After San Mateo made investments to respond to the homelessness crisis in the last two years, the number of people on the streets significantly dipped, with more accessing shelter facilities, according to County Executive Officer Mike Callagy.

“We’re down now to the hard-to-reach population, the population that doesn’t want to come in,” he said.

Under the measure, someone in an encampment who refuses an offer for an available bed will have 72 hours to change their mind, receiving two written warnings. After that, authorities could issue a misdemeanor citation, which Callagy said would be handled through diversion programs, such as mental health court.

But no one would be cited if county officials don’t have a bed available, Callagy said. He emphasized that the goal is not to issue tickets or route people into the criminal justice system but to get services and housing to those in need.

“We believe that once offered those options, most people will avail themselves to the services,” Callagy said. He hopes the citations are rarely issued but are used as a deterrent.

“At the end of the day, it’s about saving lives,” said David Canepa, another county supervisor. “I don’t buy into the narrative that we should do nothing.”

County officials touting the proposal said it was based on a Houston ordinance, adopted in 2017, that made homeless encampments on public property illegal and tried to funnel people into temporary housing. While that program has been highlighted for its success at removing encampments and helping people get off the streets, the Houston Chronicle found that tickets and arrests for violating the provision — given only after a warning and an offer of housing — continue to increase.

While many West Coast municipalities face legal roadblocks to clearing encampments, San Mateo County attorneys said the ordinance adheres to legal precedent that protects the right to sleep outside when no alternative housing is available.

In Los Angeles, city officials have been making efforts to address growing encampments by encouraging people to accept temporary shelter and enforcing laws that forbid blocking sidewalks or other specific places.

In San Mateo County, the ordinance has drawn critics, including the American Civil Liberties Union, religious leaders and the San Mateo County Private Defender Program, which represents indigent defendants. Critics say they worry about the unintended consequences of such a law.

“Policing is no way to get people into treatment,” said William Freeman, senior council of ACLU of Northern California, decrying the “seriously flawed ordinance.”

While he praised the county for its recent work on homelessness, he said that “anti-camping ordinances invite over-policing and abuse.”
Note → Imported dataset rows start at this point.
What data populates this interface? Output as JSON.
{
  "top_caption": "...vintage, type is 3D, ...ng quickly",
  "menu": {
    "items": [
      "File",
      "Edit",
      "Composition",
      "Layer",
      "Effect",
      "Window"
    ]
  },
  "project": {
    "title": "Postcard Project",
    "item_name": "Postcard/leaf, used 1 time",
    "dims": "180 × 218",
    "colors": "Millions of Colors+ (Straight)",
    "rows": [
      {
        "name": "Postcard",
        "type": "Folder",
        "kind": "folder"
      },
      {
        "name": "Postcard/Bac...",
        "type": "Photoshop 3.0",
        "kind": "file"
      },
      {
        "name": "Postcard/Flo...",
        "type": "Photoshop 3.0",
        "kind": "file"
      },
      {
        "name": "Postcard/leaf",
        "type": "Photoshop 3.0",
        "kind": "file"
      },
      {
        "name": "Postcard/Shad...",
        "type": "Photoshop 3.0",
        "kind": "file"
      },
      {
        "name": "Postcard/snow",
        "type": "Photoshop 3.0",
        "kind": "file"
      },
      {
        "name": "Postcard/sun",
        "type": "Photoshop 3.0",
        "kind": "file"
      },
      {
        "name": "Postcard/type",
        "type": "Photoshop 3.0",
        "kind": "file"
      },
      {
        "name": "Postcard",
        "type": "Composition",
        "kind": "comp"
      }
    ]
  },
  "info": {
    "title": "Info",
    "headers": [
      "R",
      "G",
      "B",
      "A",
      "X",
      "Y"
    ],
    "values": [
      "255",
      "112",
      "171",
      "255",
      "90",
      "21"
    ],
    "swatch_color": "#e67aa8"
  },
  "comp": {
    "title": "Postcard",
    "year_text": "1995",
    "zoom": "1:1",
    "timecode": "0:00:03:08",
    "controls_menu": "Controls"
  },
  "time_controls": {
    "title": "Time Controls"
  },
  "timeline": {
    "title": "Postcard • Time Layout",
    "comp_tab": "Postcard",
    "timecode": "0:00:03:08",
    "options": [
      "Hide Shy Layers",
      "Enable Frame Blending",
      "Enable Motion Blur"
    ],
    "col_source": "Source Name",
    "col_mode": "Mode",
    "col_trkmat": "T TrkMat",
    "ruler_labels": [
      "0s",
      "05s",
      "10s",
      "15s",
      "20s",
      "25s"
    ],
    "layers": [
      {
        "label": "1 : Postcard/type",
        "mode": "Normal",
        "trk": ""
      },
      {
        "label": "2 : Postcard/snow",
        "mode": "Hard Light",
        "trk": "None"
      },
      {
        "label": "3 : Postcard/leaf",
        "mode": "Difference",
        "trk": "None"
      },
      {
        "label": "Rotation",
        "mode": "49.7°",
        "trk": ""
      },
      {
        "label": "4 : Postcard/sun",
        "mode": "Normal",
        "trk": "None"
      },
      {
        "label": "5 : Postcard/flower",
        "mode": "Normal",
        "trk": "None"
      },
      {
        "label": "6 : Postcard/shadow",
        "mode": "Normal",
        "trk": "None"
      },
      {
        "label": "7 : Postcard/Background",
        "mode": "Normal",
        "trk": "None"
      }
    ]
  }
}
Lauren P. McCombs, an Episcopal deacon and a leader for Faith in Action Bay Area, called the criminalization of homelessness “inhumane treatment of our unhoused neighbors.”

“Our county needs to solve this crisis by ensuring safe and affordable housing options that are available to all residents, with strong incentives and not threats of incarceration,” she said.

County officials took into account some concerns from the public, amending the ordinance to include a health evaluation before warnings are issued and a review process scheduled to launch after a few months.

Supervisor Noelia Corzo said her half-brother is homeless in San Mateo County, so she knows first-hand how complex the issue is. She said she was proud of the county for “doing something different” while supporting the measure in a preliminary vote last week.

But in last week’s final vote, Corzo was the lone opponent to the measure, citing concerns about the negative effects a misdemeanor charge could have, according to the Mercury News.